One case of pseudohypoparathyroidism, clinical characterisation, follow-up and treatment

Juan Javier Lamoglia1 & Liliana Mejia de Beldjenna2,3


1Fundation Santa fe, Bogota, Colombia; 2FundationClin ica Valle del LILI.CES, Cali, Colombia; 3Fundation Club Noel UNILIBRE, Cali, Colombia.


Background: Pseudohypoparathyroidism is characterized by a resistance to parathormone, with variable phenotypical and biochemical manifestations. With genetic disorder caused by heterozygous inactivating mutations in GNAS1, the gene encoding the alpha-chain of G(s), and is associated with short stature, obesity, brachydactyly, and sc ossifications. AHO patients with GNAS1 mutations on maternally inherited alleles also manifest resistance to multiple hormones (e.g. PTH, TSH, LH, and FSH).

Presenting problem: The first patient consult at 7 years old with ataxia with serious episodes of spasticity and tapeto retinal degeneration, neuropediatric evaluation shown in tets PTH of 500 pg/ml and low ionized calcium of 1.04 mmol/l and total calcium of 7.5 mg/dl without metabolic acidosis and normal lactato piruvate test and phosphate levels, for this reason the concept was made to us.

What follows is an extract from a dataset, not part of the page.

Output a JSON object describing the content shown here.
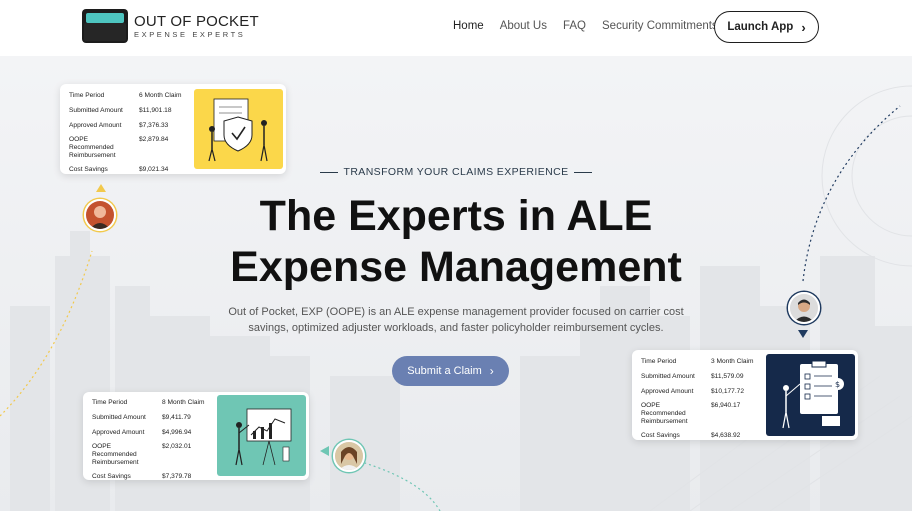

Moderate deficiency of vitamin D was treated without response in low levels of calcium and whit hypocalciuric persistence. Sestamibi test was normal also renal function. Dexa Osteodensitometer shown low bone mineral density of L1–L4. Calcitriol was begun with initial phosphate of 6.8 mg/dl, PTh of 581.9 pg/ml and hypocalciuria.

Clinical management: Two months later with high calcium diet and calcium citrate 1500 mg BID, calcitriol 0.25 μg BID. PTH antibodies was negative. Baclofen pump was initiated to this patient and clinical espasticity decrease.

Discussion: We comment some points of this clinical association and our experience with this difficult case.